My setup is diagrammed below, and I reason this is not the correct setup. The oscilloscope I'm using is a mains-grounded scope, so the connection to the V- jack on the uCurrent is shorted to the I- jack, and that represents a path to mains ground.
Referring to the diagram below, the points I marked as P1 and P2 (purple color) are normally shorted, but to insert the uCurrent, I've opened them up and inserted in the current inputs to the uCurrent. The ground wires for CH1 and CH2 of the scope, along with the connection between V- and I- on the uCurrent, result in shorting points P2 and P3 to ground, thus shorting the capacitor to ground, which is not intended.
Basically, I've concluded that the dashed green lines in my diagram below are all at equipotential, which is an incorrect test setup.
And, I reason that, had this circuit used a large separate mains-grounded (not isolated) power supply, versus what it uses which is a CR2032 battery, I would run the risk of damaging my scope (reference EEVblog #279 - How NOT To Blow Up Your Oscilloscope!).
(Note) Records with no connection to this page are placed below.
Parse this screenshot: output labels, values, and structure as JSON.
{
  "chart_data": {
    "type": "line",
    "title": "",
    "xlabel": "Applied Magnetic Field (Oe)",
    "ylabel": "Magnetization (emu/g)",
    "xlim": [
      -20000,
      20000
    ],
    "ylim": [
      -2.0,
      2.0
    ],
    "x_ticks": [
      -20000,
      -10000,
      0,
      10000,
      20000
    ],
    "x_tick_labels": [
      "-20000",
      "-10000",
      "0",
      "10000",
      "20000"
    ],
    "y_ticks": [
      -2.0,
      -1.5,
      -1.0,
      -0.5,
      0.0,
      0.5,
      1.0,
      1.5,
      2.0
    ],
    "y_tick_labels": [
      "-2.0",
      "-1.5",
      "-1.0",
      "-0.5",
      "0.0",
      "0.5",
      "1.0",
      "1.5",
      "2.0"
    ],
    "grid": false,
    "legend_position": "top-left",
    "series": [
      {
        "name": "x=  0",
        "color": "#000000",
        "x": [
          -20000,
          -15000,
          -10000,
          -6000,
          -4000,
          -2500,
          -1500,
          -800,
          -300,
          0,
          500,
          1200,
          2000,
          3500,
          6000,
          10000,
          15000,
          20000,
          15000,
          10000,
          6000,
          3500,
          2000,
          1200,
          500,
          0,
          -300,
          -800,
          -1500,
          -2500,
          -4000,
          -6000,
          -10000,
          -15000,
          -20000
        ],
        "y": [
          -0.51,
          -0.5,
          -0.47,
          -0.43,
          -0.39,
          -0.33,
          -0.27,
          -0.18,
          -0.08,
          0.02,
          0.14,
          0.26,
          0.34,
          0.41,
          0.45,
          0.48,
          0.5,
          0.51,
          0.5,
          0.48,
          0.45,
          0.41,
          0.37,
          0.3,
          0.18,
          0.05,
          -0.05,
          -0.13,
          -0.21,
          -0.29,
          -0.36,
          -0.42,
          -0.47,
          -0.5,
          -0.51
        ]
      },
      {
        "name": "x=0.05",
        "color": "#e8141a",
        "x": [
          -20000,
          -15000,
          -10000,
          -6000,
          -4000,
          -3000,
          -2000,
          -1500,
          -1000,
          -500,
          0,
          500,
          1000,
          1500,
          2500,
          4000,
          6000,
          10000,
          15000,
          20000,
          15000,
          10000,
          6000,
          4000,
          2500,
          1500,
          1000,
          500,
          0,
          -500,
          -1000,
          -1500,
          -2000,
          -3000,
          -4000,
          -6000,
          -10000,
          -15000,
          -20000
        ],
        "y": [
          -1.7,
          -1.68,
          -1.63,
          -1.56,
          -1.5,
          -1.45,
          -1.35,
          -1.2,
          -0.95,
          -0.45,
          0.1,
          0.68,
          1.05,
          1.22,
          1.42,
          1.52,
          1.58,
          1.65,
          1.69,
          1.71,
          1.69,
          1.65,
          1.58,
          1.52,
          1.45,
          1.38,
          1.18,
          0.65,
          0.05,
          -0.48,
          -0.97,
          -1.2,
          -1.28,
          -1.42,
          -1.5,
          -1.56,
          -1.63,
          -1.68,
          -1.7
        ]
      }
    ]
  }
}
Is my assessment correct? If so, are all of the following approaches viable? :
- Buy a differential probe (EEVblog #279 offset 1214s), or
- Use two different scope channels, one for the uCurrent V+ and a different one for the uCurrent V-, leaving all grounds at the same equipotential, and avoid hooking any of the scope's grounds at point P2, and using the scopes math function to subtract the two signals, effectively resulting in a voltage differential being plotted (only viable if I have a > 2 channel scope), or,
- Just stop using CH2 on the scope to view the voltage on top of capacitor, as that takes out the short at point P3 (but I don't want to do do that as I want to see how the small current going into the inverting op-amp input changes (or doesn't change much at all) along with the voltage on the capacitor).